Forward Retreat, 1986, describes the slipperiness of perception and questions the validity of innovation in art. The central image of horseback riders is painted as a reflection on water. The riders, all outfitted in uniforms of Western powers (American, French, German, and British), represent the nationalities of artists who came to dominate twentieth-century art history. They are seated backward on their horses, focused on a distant receding horizon, and are oblivious to the fact that their steeds trample on the crushed ruins of myriad pottery and objets d’art. With typically dry humor, Tansey implies two conclusions: that art progresses on the ruins of its past and that art making is propelled in part by unconscious forces.

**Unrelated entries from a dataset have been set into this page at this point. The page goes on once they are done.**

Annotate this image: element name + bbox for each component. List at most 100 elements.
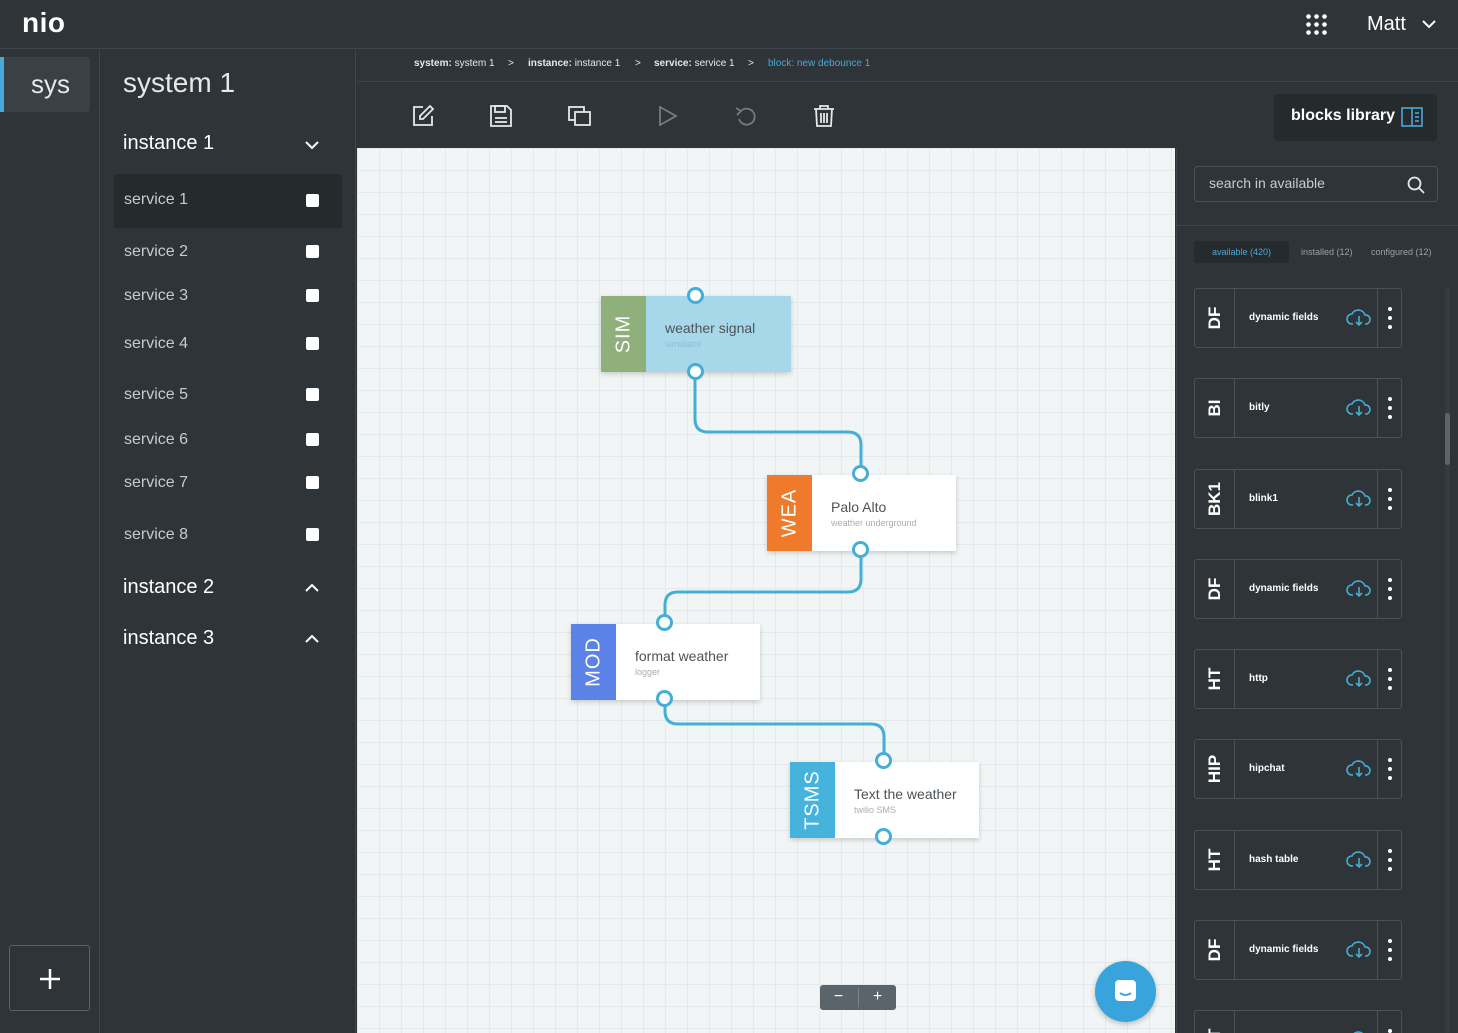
- service-item-3[interactable]: service 3: [114, 274, 342, 318]
- more-options-icon[interactable]: [1377, 379, 1401, 437]
- service-item-7[interactable]: service 7: [114, 461, 342, 505]
- stop-icon[interactable]: [306, 528, 319, 541]
- input-port[interactable]: [875, 752, 892, 769]
- service-item-6[interactable]: service 6: [114, 418, 342, 462]
- instance-2-header[interactable]: instance 2: [123, 576, 214, 599]
- block-code-tag: HIP: [1195, 740, 1235, 798]
- search-icon[interactable]: [1407, 176, 1425, 194]
- input-port[interactable]: [852, 465, 869, 482]
- service-item-8[interactable]: service 8: [114, 513, 342, 557]
- library-block-card[interactable]: DF dynamic fields: [1194, 559, 1402, 619]
- more-options-icon[interactable]: [1377, 650, 1401, 708]
- block-connections: [663, 372, 886, 761]
- nio-logo[interactable]: nio: [22, 7, 66, 39]
- blocks-library-button[interactable]: blocks library: [1274, 94, 1437, 141]
- cloud-download-icon[interactable]: [1346, 668, 1372, 688]
- stop-icon[interactable]: [306, 245, 319, 258]
- input-port[interactable]: [687, 287, 704, 304]
- service-item-1[interactable]: service 1: [114, 174, 342, 228]
- play-icon[interactable]: [654, 103, 680, 129]
- breadcrumb-service[interactable]: service: service 1: [654, 58, 735, 69]
- library-block-card[interactable]: BK1 blink1: [1194, 469, 1402, 529]
- trash-icon[interactable]: [811, 103, 837, 129]
- cloud-download-icon[interactable]: [1346, 1029, 1372, 1033]
- top-bar: nio Matt: [0, 0, 1458, 49]
- block-name: hash table: [1249, 854, 1299, 865]
- more-options-icon[interactable]: [1377, 470, 1401, 528]
- block-code-tag: HT: [1195, 831, 1235, 889]
- stop-icon[interactable]: [306, 289, 319, 302]
- more-options-icon[interactable]: [1377, 740, 1401, 798]
- rail-item-sys[interactable]: sys: [0, 57, 90, 112]
- service-item-5[interactable]: service 5: [114, 373, 342, 417]
- library-block-card[interactable]: HT http: [1194, 649, 1402, 709]
- block-name: blink1: [1249, 493, 1278, 504]
- stop-icon[interactable]: [306, 194, 319, 207]
- output-port[interactable]: [875, 828, 892, 845]
- chevron-down-icon[interactable]: [304, 137, 320, 153]
- cloud-download-icon[interactable]: [1346, 397, 1372, 417]
- search-input[interactable]: [1209, 175, 1399, 191]
- output-port[interactable]: [656, 690, 673, 707]
- chevron-up-icon[interactable]: [304, 631, 320, 647]
- scrollbar-thumb[interactable]: [1445, 413, 1450, 465]
- cloud-download-icon[interactable]: [1346, 758, 1372, 778]
- breadcrumb-system[interactable]: system: system 1: [414, 58, 495, 69]
- cloud-download-icon[interactable]: [1346, 939, 1372, 959]
- more-options-icon[interactable]: [1377, 289, 1401, 347]
- filter-configured[interactable]: configured (12): [1371, 241, 1432, 263]
- breadcrumb-block: block: new debounce 1: [768, 58, 871, 69]
- service-item-4[interactable]: service 4: [114, 322, 342, 366]
- save-icon[interactable]: [488, 103, 514, 129]
- stop-icon[interactable]: [306, 433, 319, 446]
- apps-grid-icon[interactable]: [1306, 14, 1327, 35]
- library-block-card[interactable]: DF dynamic fields: [1194, 920, 1402, 980]
- instance-1-header[interactable]: instance 1: [123, 132, 214, 155]
- more-options-icon[interactable]: [1377, 1011, 1401, 1033]
- service-item-2[interactable]: service 2: [114, 230, 342, 274]
- stop-icon[interactable]: [306, 337, 319, 350]
- library-block-card[interactable]: DF dynamic fields: [1194, 288, 1402, 348]
- library-block-card[interactable]: HT: [1194, 1010, 1402, 1033]
- block-node[interactable]: WEA Palo Alto weather underground: [767, 475, 956, 551]
- service-canvas[interactable]: SIM weather signal simulator WEA Palo Al…: [357, 148, 1175, 1033]
- library-block-card[interactable]: HIP hipchat: [1194, 739, 1402, 799]
- block-node[interactable]: MOD format weather logger: [571, 624, 760, 700]
- more-options-icon[interactable]: [1377, 831, 1401, 889]
- more-options-icon[interactable]: [1377, 921, 1401, 979]
- breadcrumb-instance[interactable]: instance: instance 1: [528, 58, 620, 69]
- zoom-in-button[interactable]: +: [859, 986, 896, 1009]
- cloud-download-icon[interactable]: [1346, 488, 1372, 508]
- chevron-up-icon[interactable]: [304, 580, 320, 596]
- library-block-card[interactable]: HT hash table: [1194, 830, 1402, 890]
- output-port[interactable]: [852, 541, 869, 558]
- cloud-download-icon[interactable]: [1346, 578, 1372, 598]
- plus-icon: [40, 969, 60, 989]
- input-port[interactable]: [656, 614, 673, 631]
- cloud-download-icon[interactable]: [1346, 307, 1372, 327]
- filter-available[interactable]: available (420): [1194, 241, 1289, 263]
- chat-button[interactable]: [1095, 961, 1156, 1022]
- chat-icon: [1115, 980, 1136, 1001]
- block-name: weather signal: [665, 320, 756, 336]
- add-system-button[interactable]: [9, 945, 90, 1011]
- filter-installed[interactable]: installed (12): [1301, 241, 1353, 263]
- block-node[interactable]: TSMS Text the weather twilio SMS: [790, 762, 979, 838]
- stop-icon[interactable]: [306, 476, 319, 489]
- chevron-down-icon[interactable]: [1421, 16, 1437, 32]
- instance-3-header[interactable]: instance 3: [123, 627, 214, 650]
- editor-toolbar: blocks library: [357, 83, 1458, 148]
- zoom-out-button[interactable]: −: [820, 986, 857, 1009]
- edit-icon[interactable]: [410, 103, 436, 129]
- stop-icon[interactable]: [306, 388, 319, 401]
- more-options-icon[interactable]: [1377, 560, 1401, 618]
- cloud-download-icon[interactable]: [1346, 849, 1372, 869]
- undo-icon[interactable]: [733, 103, 759, 129]
- block-node[interactable]: SIM weather signal simulator: [601, 296, 791, 372]
- breadcrumb-separator: >: [508, 58, 514, 69]
- output-port[interactable]: [687, 363, 704, 380]
- user-menu[interactable]: Matt: [1367, 13, 1406, 36]
- scrollbar-track[interactable]: [1445, 288, 1450, 1033]
- library-block-card[interactable]: BI bitly: [1194, 378, 1402, 438]
- duplicate-icon[interactable]: [567, 103, 593, 129]
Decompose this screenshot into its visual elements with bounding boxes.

Arrest, 1988, also reflects on art’s ambivalent relationship with history. In the picture, a group of people is almost completely absorbed by the shadow of an ancient statue. From the darkness, the limbs and objects that emerge suggest an auto body shop, a place where vehicles are fixed with the hope of escaping the shadow across the expanse of desert. Tansey has described this painting as a meditation on history and the bind it places on artists. While on one hand, art seeks to be truly revolutionary, on the other hand, art is sustained and nourished by the past. Ultimately, the painting offers the idea that an escape from history is possible but inherently dangerous.  

ABOUT THE BROAD (photo Iwan Baan)
The Broad is a new contemporary art museum founded by philanthropists Eli and Edythe Broad located at 221 S. Grand Avenue in downtown Los Angeles, which opened in September of 2015. The museum is designed by Diller Scofidio + Renfro in collaboration with Gensler and offers free general admission.

The museum is home to the 2,000 works of art in the Broad collection, which is among the most prominent holdings of postwar and contemporary art worldwide, and has launched an active program of rotating temporary exhibitions and innovative audience engagement. The 120,000-square-foot, $140-million building features two floors of gallery space and is the headquarters of The Broad Art Foundation’s worldwide lending library, which has actively loaned collection works to museums around the world since 1984. In its inaugural year, The Broad museum far exceeded attendance projections, welcoming over 820,000 visitors.